Mencius’ narrative of King Wen’s park is an example of what I mean. The people loved him because they shared his park and thus enjoyed its firewood and birds and rabbits, so much so that they even “considered it small” (p.22). On the other hand, King Xuan of Qi’s park was “considered large” despite being physically smaller than Wen’s; the people reviled Xuan because he refused to share its fortune with his people. I urge your highness not to blindly conscript labourers to do such lethal work, for the people will only resent your harshness.

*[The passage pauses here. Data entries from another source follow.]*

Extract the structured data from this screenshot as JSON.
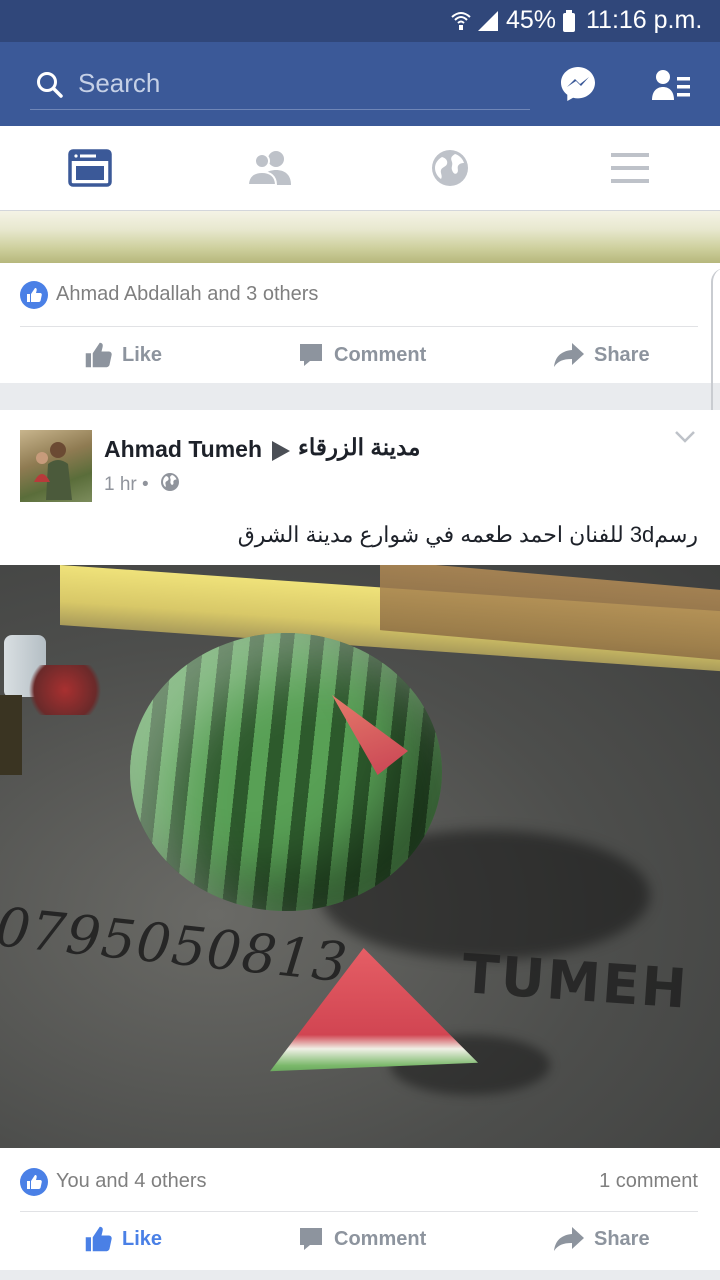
{
  "status_bar": {
    "battery": "45%",
    "time": "11:16 p.m."
  },
  "search": {
    "placeholder": "Search"
  },
  "tabs": [
    {
      "name": "news-feed",
      "active": true
    },
    {
      "name": "friends",
      "active": false
    },
    {
      "name": "notifications",
      "active": false
    },
    {
      "name": "menu",
      "active": false
    }
  ],
  "post1": {
    "reactions_text": "Ahmad Abdallah and 3 others",
    "actions": {
      "like": "Like",
      "comment": "Comment",
      "share": "Share"
    }
  },
  "post2": {
    "author": "Ahmad Tumeh",
    "group": "مدينة الزرقاء",
    "time": "1 hr",
    "privacy_dot": "•",
    "text": "رسم3d للفنان احمد طعمه في شوارع مدينة الشرق",
    "image_text": {
      "phone": "0795050813",
      "signature": "TUMEH"
    },
    "reactions_text": "You and 4 others",
    "comments_count": "1 comment",
    "actions": {
      "like": "Like",
      "comment": "Comment",
      "share": "Share"
    }
  },
  "colors": {
    "brand": "#3b5998",
    "status_bar": "#30477a",
    "liked_blue": "#4a80e6",
    "muted_gray": "#8d949e"
  }
}
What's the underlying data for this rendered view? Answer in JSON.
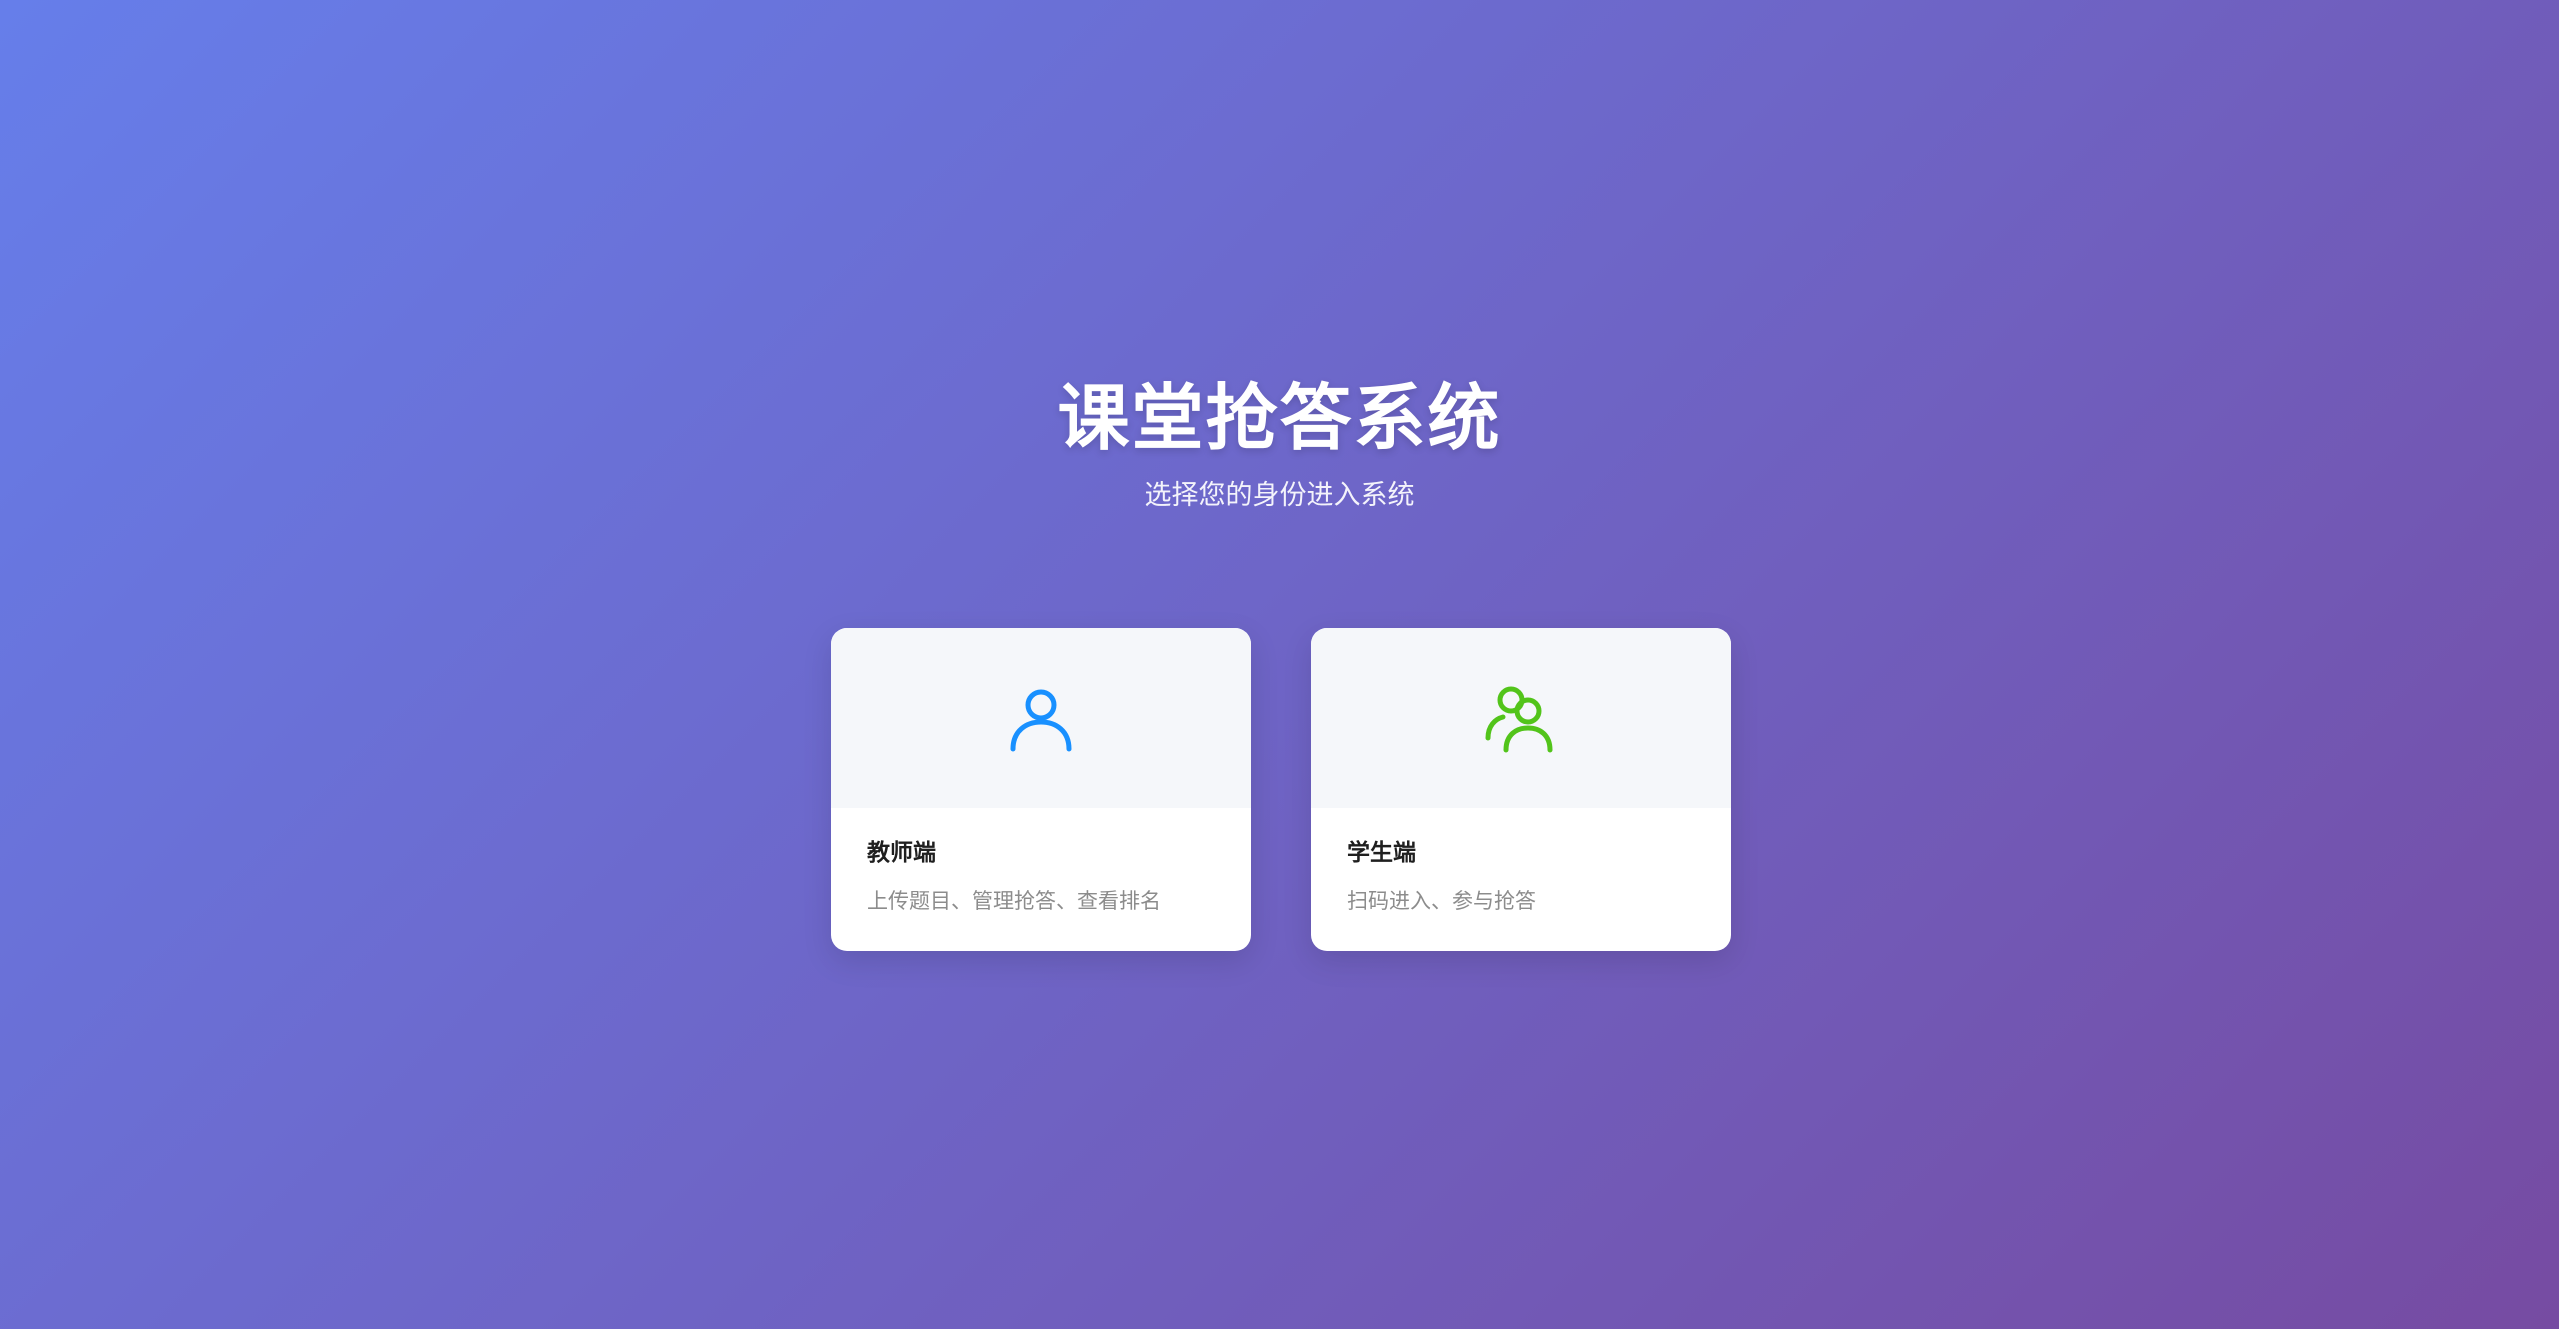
{
  "header": {
    "title": "课堂抢答系统",
    "subtitle": "选择您的身份进入系统"
  },
  "cards": [
    {
      "title": "教师端",
      "description": "上传题目、管理抢答、查看排名",
      "icon": "user-icon",
      "icon_color": "#1890ff"
    },
    {
      "title": "学生端",
      "description": "扫码进入、参与抢答",
      "icon": "team-icon",
      "icon_color": "#52c41a"
    }
  ],
  "colors": {
    "background_start": "#667eea",
    "background_end": "#764ba2",
    "card_top": "#f5f7fa"
  }
}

It is incorrect for Legalists to declare that there is “no need to follow the past.” Lord Shang argues that the “Shang and Xia dynasties fell despite preserving rituals” (p.33), but what he overlooks is that the Shang and Xia fell because their last kings lost their Mandates of Heaven. I will use “The Greater Brightness” in the Book of Songs as my testimony of history. It explains that the Shang fell to the Zhou because it was Heaven's will that gave the charge to King Wen "to join and smite the great Shang,” for the Shang ruler had lost the “Power” (the Way), and thus the loyalty of its subjects (Owen, 18). “Overbearing" is additional evidence to the Shang’s downfall. Because its last king “overstepped in [his] behaviour, unable to tell darkness from the light” Heaven punished the kingdom by giving “charge” to King Wen overthrow Shang, and banish it exactly as it had with the "reigns of the lords of Xia" (the preceding dynasty) (Owen, p.21). Hence, your highness must also be careful not to aggravate Heaven and risk the people’s trust, lest you will lose your mandate to rule, as had the Shang, whom had "much hate [which] comes back from harshness" (Owen, p. 20).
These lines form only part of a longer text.